Hello! First, I'd like to thank the maintainers here for all of their hard work! Ludusavi is a fantastic tool and I greatly appreciate the value it provides. Now, I am curious to know if there has ever been previous discussion on publicly exposing certain modules within Ludusavi to be published as a library crate?
For context, I am the author of Retrom -- a selfhosted server+client game library management software. I am currently working on save game management for Retrom, and I have been curious about how/if I can leverage Ludusavi in that process, particularly for non-emulated/native games. I am hesitant to rely on interfacing w/ Ludusavi solely via its CLI as a child process for a handful of reasons -- which I can elaborate on, if desired. As such, and considering Retrom is also written in Rust, I was curious to hear the thoughts of the maintainers here on publishing Ludusavi as a library? I would be willing to assist with this effort as well, if it would help 🙂
Thanks again!
Hi! I hadn't really considered this since I wasn't sure if there was interest, but I'm open to the idea. I'll need to think about the API, but it would probably be similar to how the CLI currently looks - is there any data/functionality missing there that you'd want for your use case?
I am hesitant to rely on interfacing w/ Ludusavi solely via its CLI as a child process for a handful of reasons -- which I can elaborate on, if desired.
I can imagine a few reasons (mainly packaging and performance), but I'd be interested to hear any specific reasons beyond that.
@mtkennerly
it would probably be similar to how the CLI currently looks - is there any data/functionality missing there that you'd want for your use case
I presumed similarly -- I imagined something along the lines of being able to build CLI arguments and execute them just as if using the CLI.

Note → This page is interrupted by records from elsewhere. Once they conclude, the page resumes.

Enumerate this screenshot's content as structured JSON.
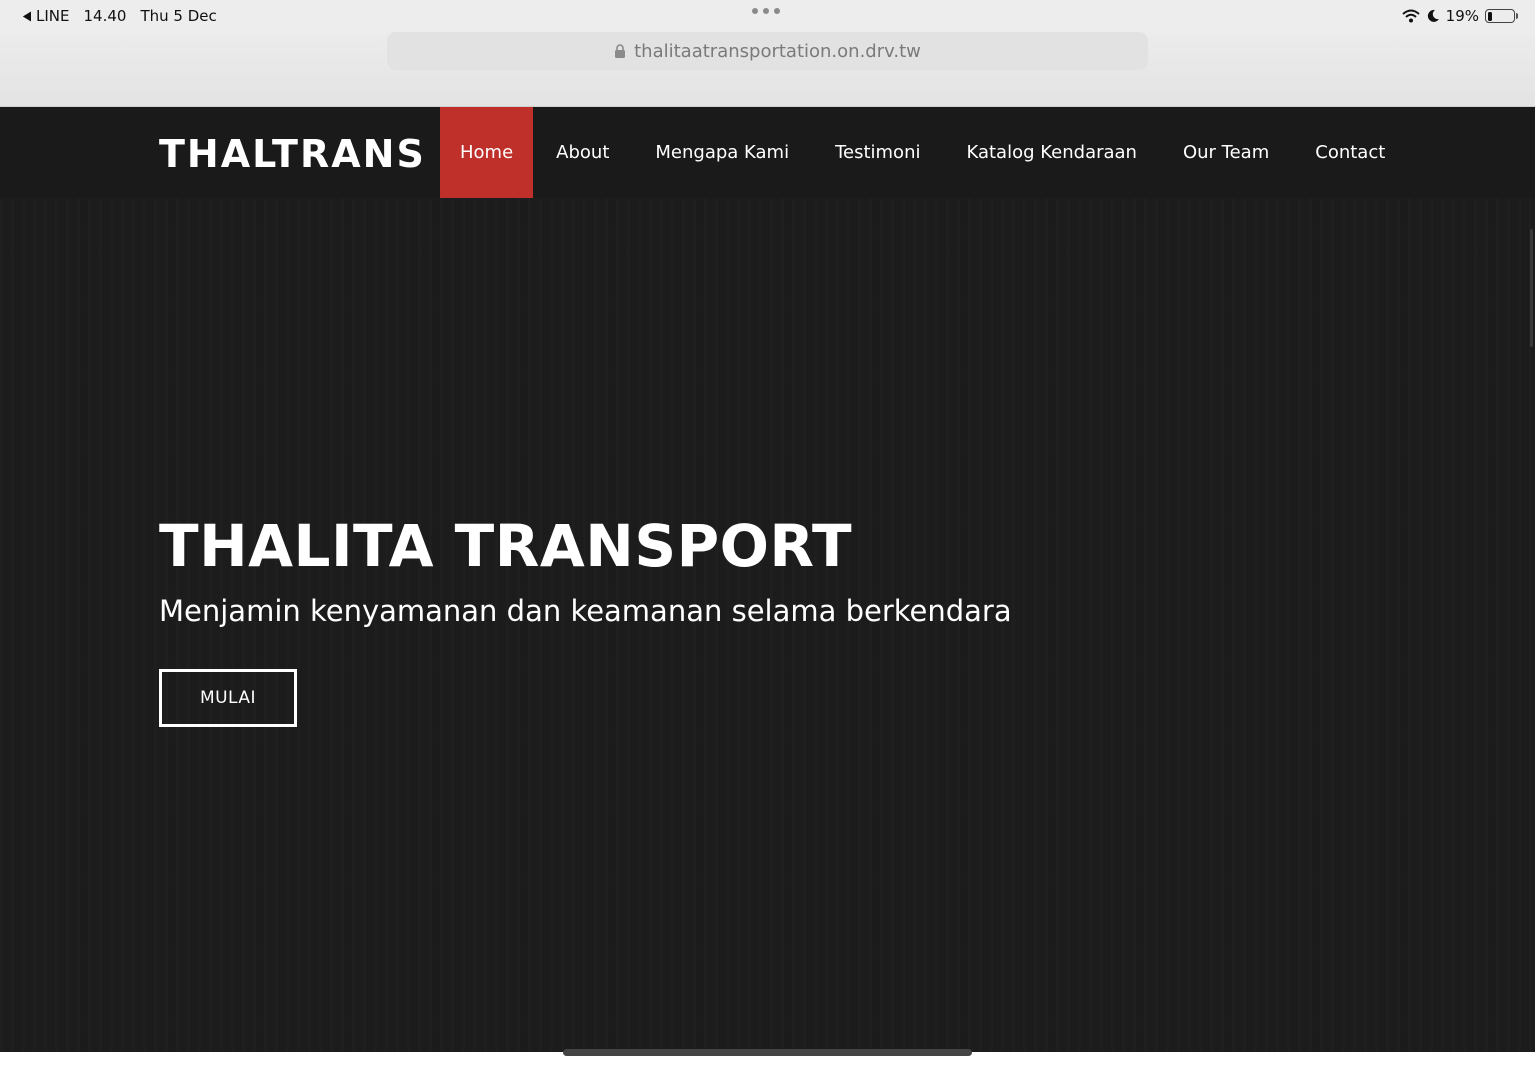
{
  "status_bar": {
    "back_app": "LINE",
    "time": "14.40",
    "date": "Thu 5 Dec",
    "battery": "19%",
    "battery_level": 0.19
  },
  "browser": {
    "url": "thalitaatransportation.on.drv.tw"
  },
  "site": {
    "logo": "THALTRANS",
    "nav": [
      {
        "label": "Home",
        "active": true
      },
      {
        "label": "About"
      },
      {
        "label": "Mengapa Kami"
      },
      {
        "label": "Testimoni"
      },
      {
        "label": "Katalog Kendaraan"
      },
      {
        "label": "Our Team"
      },
      {
        "label": "Contact"
      }
    ],
    "hero": {
      "title": "THALITA TRANSPORT",
      "subtitle": "Menjamin kenyamanan dan keamanan selama berkendara",
      "button": "MULAI"
    }
  },
  "colors": {
    "accent": "#c0302b",
    "background": "#1c1c1c"
  }
}
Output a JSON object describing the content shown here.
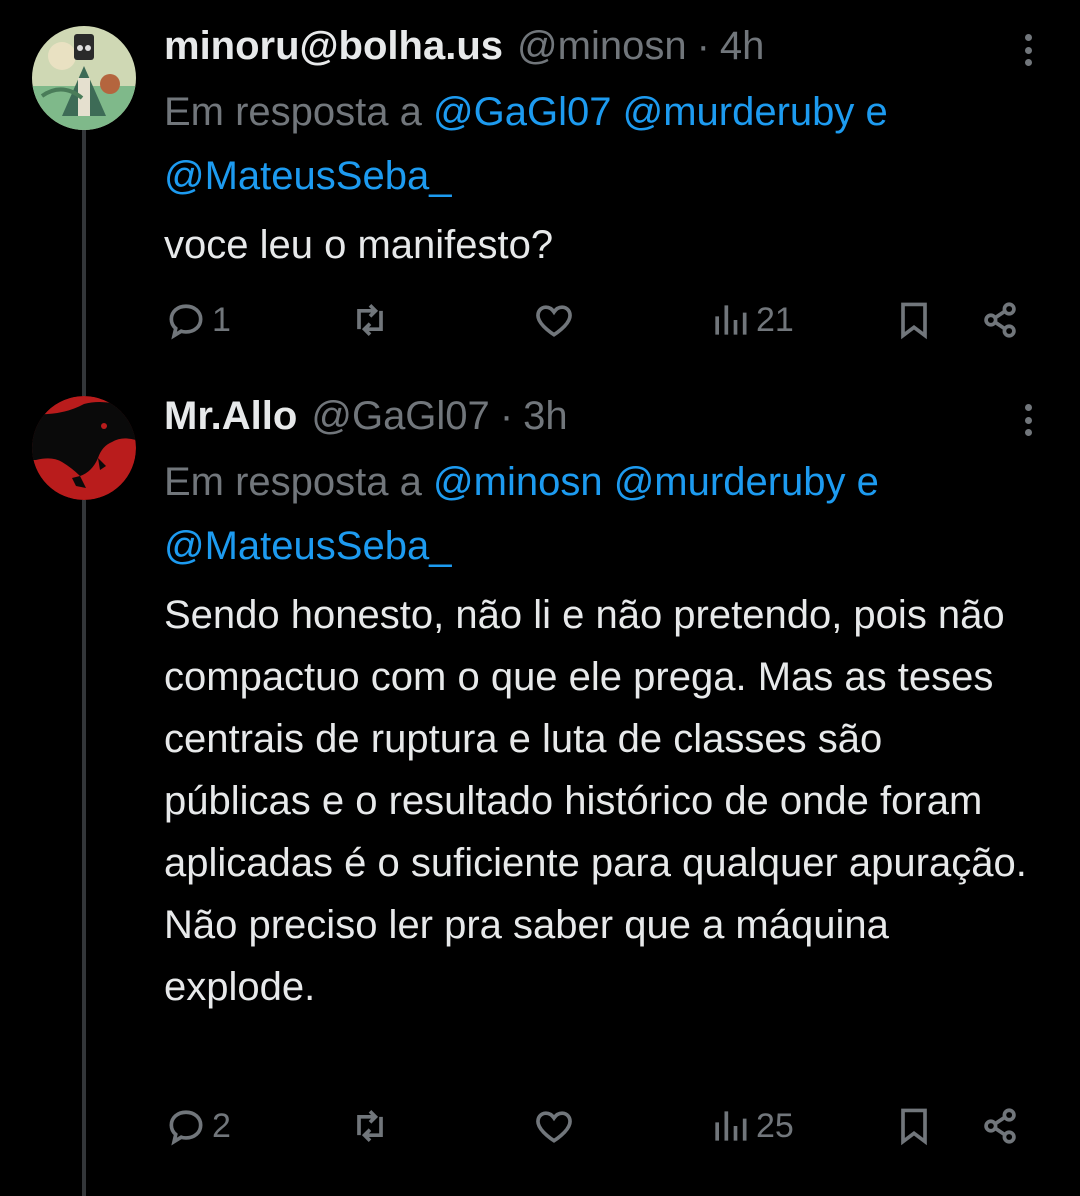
{
  "tweets": [
    {
      "display_name": "minoru@bolha.us",
      "handle": "@minosn",
      "separator": "·",
      "time": "4h",
      "reply_prefix": "Em resposta a",
      "mention_1": "@GaGl07",
      "mention_2": "@murderuby",
      "conjunction": "e",
      "mention_3": "@MateusSeba_",
      "text": "voce leu o manifesto?",
      "replies": "1",
      "views": "21"
    },
    {
      "display_name": "Mr.Allo",
      "handle": "@GaGl07",
      "separator": "·",
      "time": "3h",
      "reply_prefix": "Em resposta a",
      "mention_1": "@minosn",
      "mention_2": "@murderuby",
      "conjunction": "e",
      "mention_3": "@MateusSeba_",
      "text": "Sendo honesto, não li e não pretendo, pois não compactuo com o que ele prega. Mas as teses centrais de ruptura e luta de classes são públicas e o resultado histórico de onde foram aplicadas é o suficiente para qualquer apuração. Não preciso ler pra saber que a máquina explode.",
      "replies": "2",
      "views": "25"
    }
  ],
  "icons": {
    "reply": "reply-icon",
    "retweet": "retweet-icon",
    "like": "heart-icon",
    "views": "views-icon",
    "bookmark": "bookmark-icon",
    "share": "share-icon",
    "more": "more-icon"
  },
  "colors": {
    "background": "#000000",
    "text": "#e7e9ea",
    "muted": "#71767b",
    "link": "#1d9bf0",
    "thread_line": "#333639"
  }
}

As for my specific use case -- I am still deliberating on some design choices, but the most important pieces of functionality will be:
- The ability to execute
backup,restore,findas if from CLI 1a. Getting the output as its native deserialized Result type ( e.g. returning theReporterfrom a call tobackup) - The ability to compose
resource::Configandresource::Manifestobjects for use in the above -- i.e. allow the commands/modules in 1. to take aConfigparameter rather than relying on a file
Some minimal example interface could look something like:
struct Ludusavi {
config: Config;
manifests: Vec<Manifest>;
}
impl Ludusavi {
pub fn backup(&self, Subcommand::Backup) -> crate::Result<Reporter>
// etc etc
}
I have not looked too deeply into how Ludusavi handles multiple manifests under the hood. A major part of my use case will be constructing a custom manifest for Retrom's managed library entries ( Retrom has a heavy focus on emulation ), however I certainly want to make use of the default manifest for the Steam games ( and GOG soon, and others in the future ) that Retrom tracks as well as any manually added native games. What implications are there, if any, that should be considered here?
I am likely going to want Retrom to handle the cloud synchronization of the backups natively, so any cloud functionality on the part of Ludusavi would not be strictly necessary for my use case.

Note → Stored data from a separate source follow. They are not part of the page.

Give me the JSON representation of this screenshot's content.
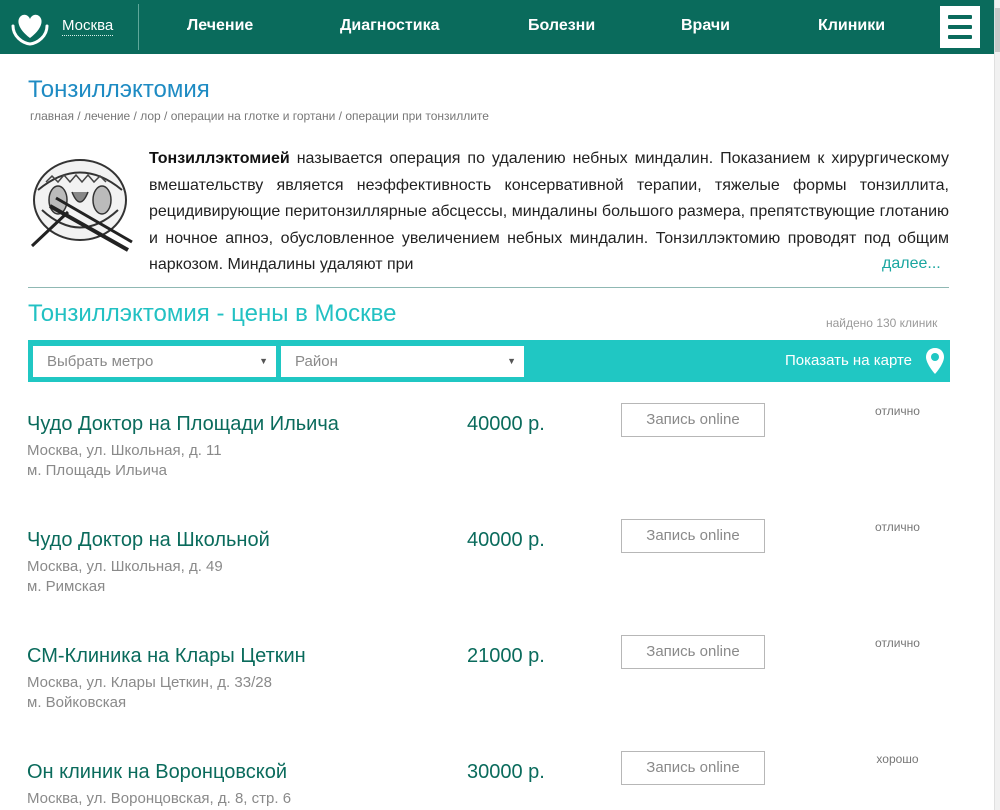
{
  "header": {
    "city": "Москва",
    "nav": [
      "Лечение",
      "Диагностика",
      "Болезни",
      "Врачи",
      "Клиники"
    ]
  },
  "page": {
    "title": "Тонзиллэктомия",
    "breadcrumbs": [
      "главная",
      "лечение",
      "лор",
      "операции на глотке и гортани",
      "операции при тонзиллите"
    ],
    "intro_bold": "Тонзиллэктомией",
    "intro_text": " называется операция по удалению небных миндалин. Показанием к хирургическому вмешательству является неэффективность консервативной терапии, тяжелые формы тонзиллита, рецидивирующие перитонзиллярные абсцессы, миндалины большого размера, препятствующие глотанию и ночное апноэ, обусловленное увеличением небных миндалин. Тонзиллэктомию проводят под общим наркозом. Миндалины удаляют при",
    "more_link": "далее..."
  },
  "prices": {
    "title": "Тонзиллэктомия - цены в Москве",
    "found": "найдено 130 клиник"
  },
  "filter": {
    "metro_placeholder": "Выбрать метро",
    "district_placeholder": "Район",
    "map_link": "Показать на карте"
  },
  "clinics": [
    {
      "name": "Чудо Доктор на Площади Ильича",
      "address": "Москва, ул. Школьная, д. 11",
      "metro": "м. Площадь Ильича",
      "price": "40000 р.",
      "button": "Запись online",
      "rating": "отлично"
    },
    {
      "name": "Чудо Доктор на Школьной",
      "address": "Москва, ул. Школьная, д. 49",
      "metro": "м. Римская",
      "price": "40000 р.",
      "button": "Запись online",
      "rating": "отлично"
    },
    {
      "name": "СМ-Клиника на Клары Цеткин",
      "address": "Москва, ул. Клары Цеткин, д. 33/28",
      "metro": "м. Войковская",
      "price": "21000 р.",
      "button": "Запись online",
      "rating": "отлично"
    },
    {
      "name": "Он клиник на Воронцовской",
      "address": "Москва, ул. Воронцовская, д. 8, стр. 6",
      "metro": "",
      "price": "30000 р.",
      "button": "Запись online",
      "rating": "хорошо"
    }
  ],
  "colors": {
    "header_bg": "#0a6b5c",
    "title_blue": "#1e8bc3",
    "accent_teal": "#20c7c3",
    "link_teal": "#1aa6a0"
  },
  "icons": [
    "heart-hands-logo-icon",
    "hamburger-menu-icon",
    "map-pin-icon",
    "chevron-down-icon",
    "tonsillectomy-illustration"
  ]
}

I am hesitant to rely on interfacing w/ Ludusavi solely via its CLI as a child process for a handful of reasons -- which I can elaborate on, if desired.

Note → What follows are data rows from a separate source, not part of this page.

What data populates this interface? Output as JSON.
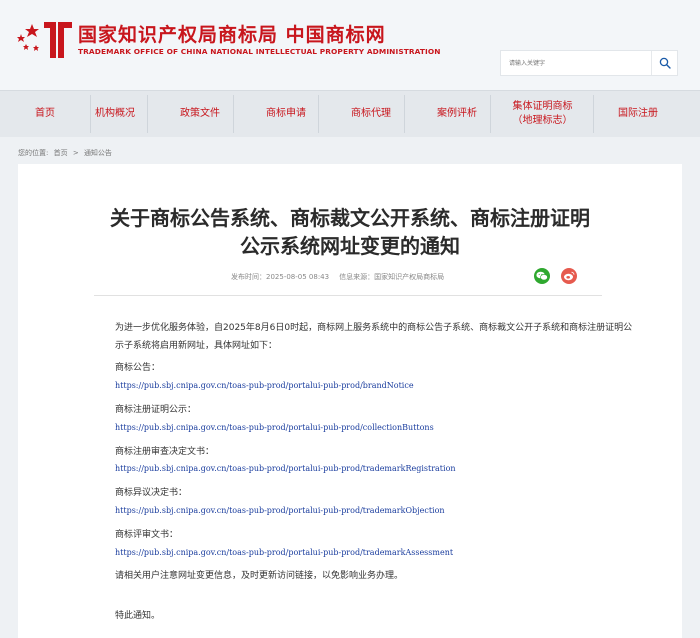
{
  "header": {
    "title": "国家知识产权局商标局 中国商标网",
    "subtitle": "TRADEMARK OFFICE OF CHINA NATIONAL INTELLECTUAL PROPERTY ADMINISTRATION",
    "search_placeholder": "请输入关键字"
  },
  "nav": {
    "items": [
      "首页",
      "机构概况",
      "政策文件",
      "商标申请",
      "商标代理",
      "案例评析",
      "集体证明商标\n（地理标志）",
      "国际注册"
    ]
  },
  "breadcrumb": {
    "prefix": "您的位置:",
    "home": "首页",
    "sep": ">",
    "current": "通知公告"
  },
  "article": {
    "title_line1": "关于商标公告系统、商标裁文公开系统、商标注册证明",
    "title_line2": "公示系统网址变更的通知",
    "publish_label": "发布时间：",
    "publish_time": "2025-08-05 08:43",
    "source_label": "信息来源：",
    "source": "国家知识产权局商标局",
    "intro": "为进一步优化服务体验，自2025年8月6日0时起，商标网上服务系统中的商标公告子系统、商标裁文公开子系统和商标注册证明公示子系统将启用新网址，具体网址如下：",
    "entries": [
      {
        "label": "商标公告：",
        "url": "https://pub.sbj.cnipa.gov.cn/toas-pub-prod/portalui-pub-prod/brandNotice"
      },
      {
        "label": "商标注册证明公示：",
        "url": "https://pub.sbj.cnipa.gov.cn/toas-pub-prod/portalui-pub-prod/collectionButtons"
      },
      {
        "label": "商标注册审查决定文书：",
        "url": "https://pub.sbj.cnipa.gov.cn/toas-pub-prod/portalui-pub-prod/trademarkRegistration"
      },
      {
        "label": "商标异议决定书：",
        "url": "https://pub.sbj.cnipa.gov.cn/toas-pub-prod/portalui-pub-prod/trademarkObjection"
      },
      {
        "label": "商标评审文书：",
        "url": "https://pub.sbj.cnipa.gov.cn/toas-pub-prod/portalui-pub-prod/trademarkAssessment"
      }
    ],
    "notice": "请相关用户注意网址变更信息，及时更新访问链接，以免影响业务办理。",
    "closing": "特此通知。"
  },
  "icons": {
    "logo": "cnipa-logo",
    "search": "search-icon",
    "share": [
      "wechat-icon",
      "weibo-icon"
    ]
  },
  "colors": {
    "brand_red": "#c8161d",
    "link_blue": "#1a3d9e"
  }
}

I can imagine a few reasons (mainly packaging and performance), but I'd be interested to hear any specific reasons beyond that.
Certainly those, and also the type-safety and peace of mind that comes with using ludusavi as a library rather than (de-)serializing input and output schemas. Additionally, the question of "do I force the distribution of the ludusavi binary into the Retrom package for all my users, or demand they provide a path to their own" no longer matters 🙂
All this to say, I'm more than happy to use Ludusavi via the CLI API if necessary but was curious if a library option would be considered. Looking forward to hearing your thoughts!